Ucuz olsun diye şehrin dışındaki bir kampta kalacaktık. Verilen tariften otobüsü bulup kampımıza doğru gittik. Denizin üstünden oldukça uzun bir geçit yapılmıştı. Venedik'in öbür tarafına geçtik, normal bir şehir olan yanına. Apartmanlar, kahvede oturan amcalar, etrafa serpiştirilmiş Pizzacılar... Özellikle insanları tekrar İtalya'ya, sıcak bir ülkeye geldiğimi hissettirdi. Keyfim yerine geldi. Heyecanlı konuşan isnanları İtalya'yı yaşanabilir bulmama yetiyor. Dükkanların önüne tabureler atıp oturmuş amca gruplarına soruyoruz yolu. Haznemizde ortak tek bir kelime olmamasına rağmen tarif etmeye çalışıyorlar. "Pizzeria"dan sola dönmemiz gerekiyor ve epey uğraştıktan sonra pizzerianın pizzacı demek olduğunu anlayıp yolumuzu buluyoruz. Kaldığımız kampta bunglo daireler ve karavanlar var. Daha ziyade yazlık bir siteyi andırıyor. Üstüne hasır çekilmiş, beyaz plastik sandalyeleri olan kafetaryada aileleriyle tatile gelmiş ergenler toplanmış, kızlı erkekli takılıyorlar, büyük ihtimalle de yazlık flörtler havada uçuşuyor. Havuzun çevresinde genellikle anneler var ve onların daha küçük çocukları. Tanıdık görüntüler...

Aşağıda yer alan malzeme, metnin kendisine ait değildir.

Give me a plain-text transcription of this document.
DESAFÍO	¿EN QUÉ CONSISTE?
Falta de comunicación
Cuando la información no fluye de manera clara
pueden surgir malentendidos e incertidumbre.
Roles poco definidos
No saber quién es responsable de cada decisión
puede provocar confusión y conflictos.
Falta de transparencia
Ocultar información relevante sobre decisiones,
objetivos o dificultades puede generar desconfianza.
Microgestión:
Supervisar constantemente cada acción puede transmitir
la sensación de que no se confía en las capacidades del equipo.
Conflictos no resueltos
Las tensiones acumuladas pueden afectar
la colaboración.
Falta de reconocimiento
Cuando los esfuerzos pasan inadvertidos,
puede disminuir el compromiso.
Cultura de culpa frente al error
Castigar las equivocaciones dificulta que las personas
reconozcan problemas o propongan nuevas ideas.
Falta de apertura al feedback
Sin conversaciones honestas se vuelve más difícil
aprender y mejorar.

Biz temizlenip biraz da dinlendikten sonra şehre gitmek üzere kamptan ayrılıyoruz. Otobüs durağını buluyoruz, 6 numaralı otobüsü bekliyoruz ama yanlış yerde bekliyor olmalıyız ki karşımızdaki apartmanda perdesini açan kadın bizi görüp, kılığımızdan olsa gerek ne tarafa gideceğimizi de anlayıp eliyle 6 işareti yapıyor ve köşeyi dönmemiz gerektiğini anlatıyor elleriyle. Ne yöne gideceğimizi tam anlamasak da oradan kalktık, konuşa konuşa gidiyorduk ki bir adam yanımıza geldi, "6 numaralı otobüsü mü arıyorsunuz" Nereye gideceğimizi kestiremezken biz, ne güzel bir tesadüftü yanımızdan orada yaşayan bir Türk geçmesi. Biraz lafladık, yolu tarif etti. Durağa giderken dükkan önü taburelerinde oturan bir amcam da sormasak da eliyle altı işareti yaparak gitmemiz gereken yönü gösterdi. Sanki herkes bizim otobüse ulaşmamız için birlik olmuş yol gösteriyordu. Kendimi bir oyunun içinde hissettim.

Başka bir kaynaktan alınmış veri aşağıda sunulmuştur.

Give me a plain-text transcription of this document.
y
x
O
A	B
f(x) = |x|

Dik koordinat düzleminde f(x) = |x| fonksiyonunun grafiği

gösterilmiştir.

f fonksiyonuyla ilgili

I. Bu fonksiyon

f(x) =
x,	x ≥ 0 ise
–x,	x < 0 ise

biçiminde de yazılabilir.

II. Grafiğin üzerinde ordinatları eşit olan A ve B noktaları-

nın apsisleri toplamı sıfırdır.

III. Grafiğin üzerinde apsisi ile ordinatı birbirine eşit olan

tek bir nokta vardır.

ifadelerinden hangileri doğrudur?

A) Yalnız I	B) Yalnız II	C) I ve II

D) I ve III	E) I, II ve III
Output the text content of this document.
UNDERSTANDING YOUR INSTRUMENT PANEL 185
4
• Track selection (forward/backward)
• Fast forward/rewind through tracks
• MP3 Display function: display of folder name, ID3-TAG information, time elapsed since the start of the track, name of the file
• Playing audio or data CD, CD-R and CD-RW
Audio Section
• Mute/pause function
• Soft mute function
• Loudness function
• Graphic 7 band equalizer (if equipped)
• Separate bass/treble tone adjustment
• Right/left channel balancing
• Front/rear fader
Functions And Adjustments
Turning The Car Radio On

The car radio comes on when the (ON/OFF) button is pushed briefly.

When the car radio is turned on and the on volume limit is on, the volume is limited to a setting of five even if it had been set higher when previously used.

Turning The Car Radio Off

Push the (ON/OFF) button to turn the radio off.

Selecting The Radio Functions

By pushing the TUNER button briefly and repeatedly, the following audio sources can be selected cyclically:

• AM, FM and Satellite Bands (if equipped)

İki gün iki gece turladık Venedik labirentinde, içinde değil araba bisikletin bile işlemediği sokaklarda. Bizim arabalarımızı art arda park ettiğimiz sokaklarımız varsa onların da teknelerini park ettikleri kanalları var. Malum gondollar var, ısrarla sürdürülmeye çalışılan bir gelenek ama ne yazık ki küreselleşen dünyamızdaki her gelenek gibi onlar da git gide yapaylaşıyor. Trafik levhaları var, üstünde gondol işaretleri, tekneli trafik polisleri, iskelede benzincileri. Toplu taşıma araçları da var tabii, nispeten büyük teknelerden. Hep dinlediğim bu unsurları gördükçe gerçekten eğlendim.

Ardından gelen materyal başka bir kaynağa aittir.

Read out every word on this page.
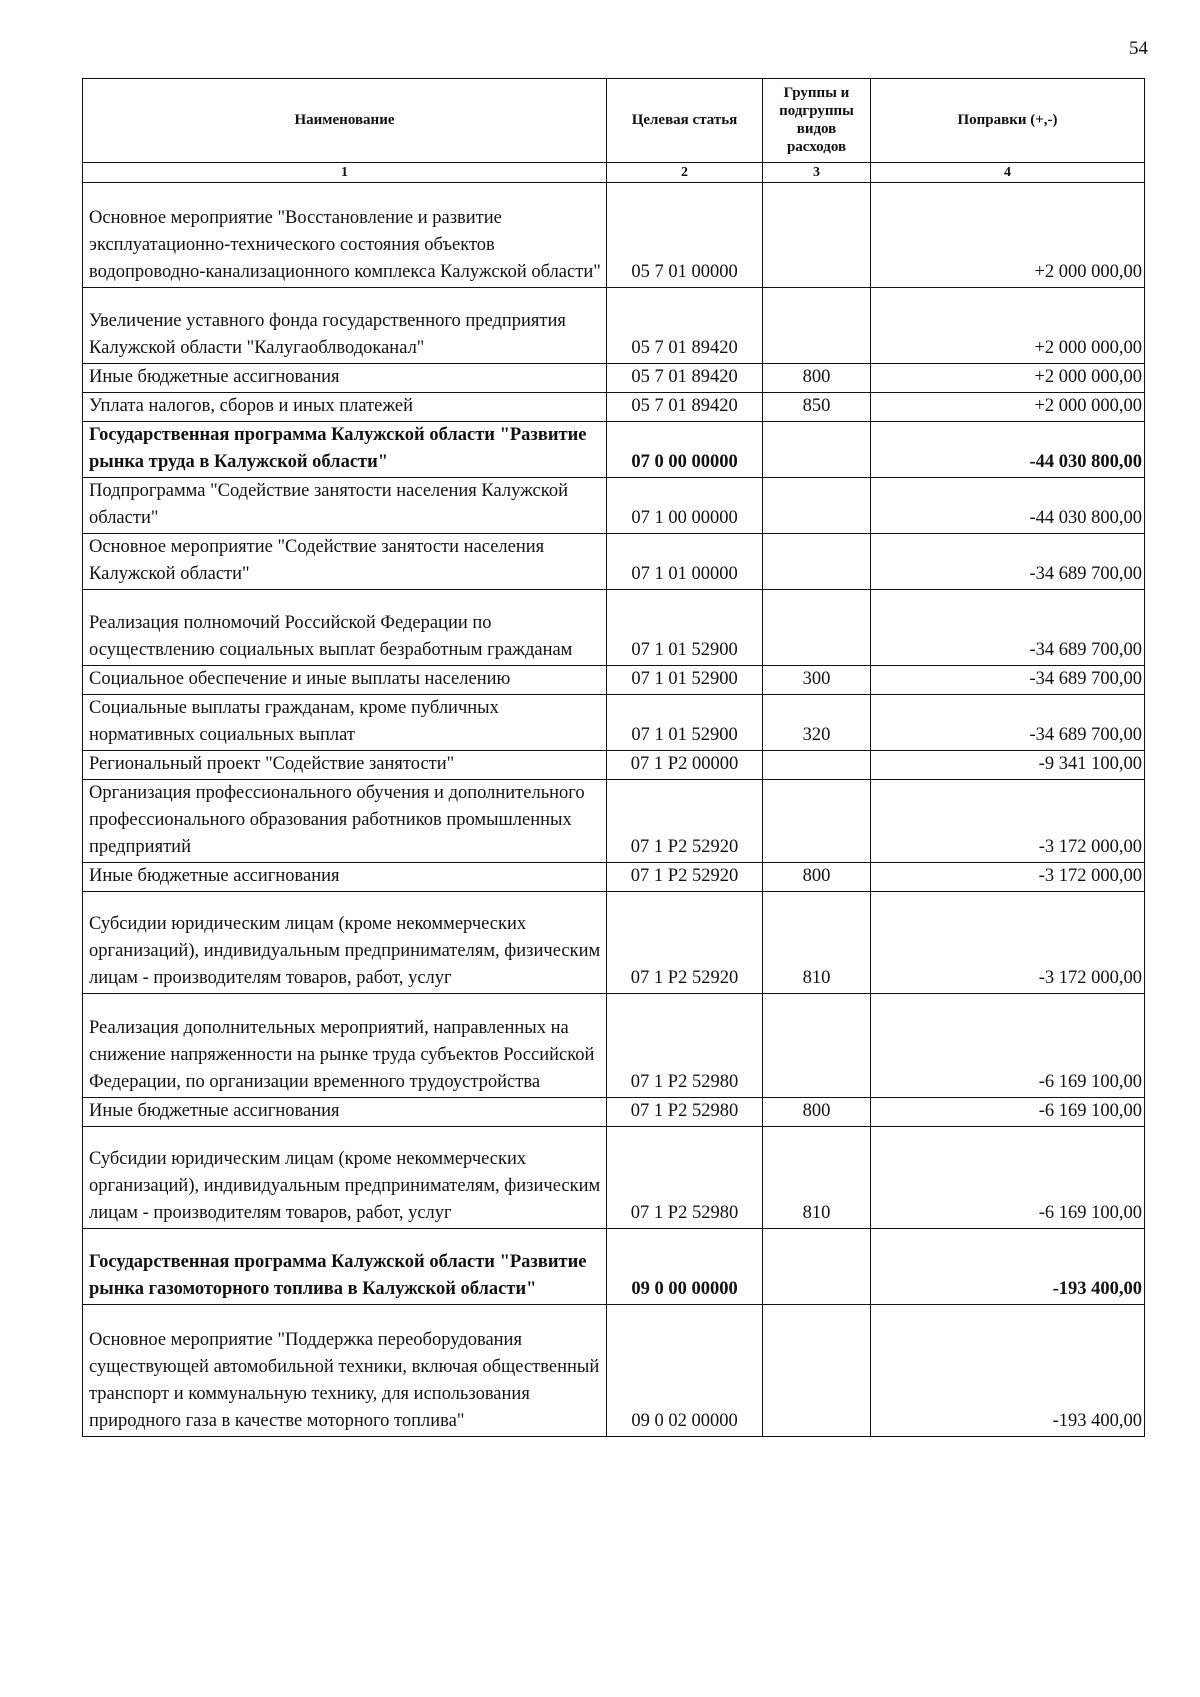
54
Наименование	Целевая статья	Группы и подгруппы видов расходов	Поправки (+,-)
1	2	3	4
Основное мероприятие "Восстановление и развитие эксплуатационно-технического состояния объектов водопроводно-канализационного комплекса Калужской области"	05 7 01 00000		+2 000 000,00
Увеличение уставного фонда государственного предприятия Калужской области "Калугаоблводоканал"	05 7 01 89420		+2 000 000,00
Иные бюджетные ассигнования	05 7 01 89420	800	+2 000 000,00
Уплата налогов, сборов и иных платежей	05 7 01 89420	850	+2 000 000,00
Государственная программа Калужской области "Развитие рынка труда в Калужской области"	07 0 00 00000		-44 030 800,00
Подпрограмма "Содействие занятости населения Калужской области"	07 1 00 00000		-44 030 800,00
Основное мероприятие "Содействие занятости населения Калужской области"	07 1 01 00000		-34 689 700,00
Реализация полномочий Российской Федерации по осуществлению социальных выплат безработным гражданам	07 1 01 52900		-34 689 700,00
Социальное обеспечение и иные выплаты населению	07 1 01 52900	300	-34 689 700,00
Социальные выплаты гражданам, кроме публичных нормативных социальных выплат	07 1 01 52900	320	-34 689 700,00
Региональный проект "Содействие занятости"	07 1 P2 00000		-9 341 100,00
Организация профессионального обучения и дополнительного профессионального образования работников промышленных предприятий	07 1 P2 52920		-3 172 000,00
Иные бюджетные ассигнования	07 1 P2 52920	800	-3 172 000,00
Субсидии юридическим лицам (кроме некоммерческих организаций), индивидуальным предпринимателям, физическим лицам - производителям товаров, работ, услуг	07 1 P2 52920	810	-3 172 000,00
Реализация дополнительных мероприятий, направленных на снижение напряженности на рынке труда субъектов Российской Федерации, по организации временного трудоустройства	07 1 P2 52980		-6 169 100,00
Иные бюджетные ассигнования	07 1 P2 52980	800	-6 169 100,00
Субсидии юридическим лицам (кроме некоммерческих организаций), индивидуальным предпринимателям, физическим лицам - производителям товаров, работ, услуг	07 1 P2 52980	810	-6 169 100,00
Государственная программа Калужской области "Развитие рынка газомоторного топлива в Калужской области"	09 0 00 00000		-193 400,00
Основное мероприятие "Поддержка переоборудования существующей автомобильной техники, включая общественный транспорт и коммунальную технику, для использования природного газа в качестве моторного топлива"	09 0 02 00000		-193 400,00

Meşhur Salute kilisesi, San Marco Meydanı, camcılar, maskeciler... Bildikleriniz. "Salut" sağlık demekmiş, hapşurunca söylüyorlar. Salute meydanı da büyük veba salgınının ardından inşa edilmiş, adak niyetine. Gondolların siyah olması da aynı dönemden kalma bir gelenek. Eskiden rengarenk olan gondollar, veba salgını sırasında cesetleri taşıdıklarından siyaha boyanmış ve öyle de kalmış. Maskeler de aynı dönemin eseri, etrafta o kadar pis bir koku varmış ki insanlar maskeyle dolaşmaya başlamışlar. Bir zamanların felaketi şimdinin eğlencesi işte.
Eğer şehrin merkezinde kalsaydık tüm kenti öyle zannederdim. Kaldığımız kampın şehrin dışında olması Venedik'in öbür yüzünü görmemi sağladı. Tek kelimeyle sıradandı. Neyse ki... Yoksa gerçekliğini yitirecekti.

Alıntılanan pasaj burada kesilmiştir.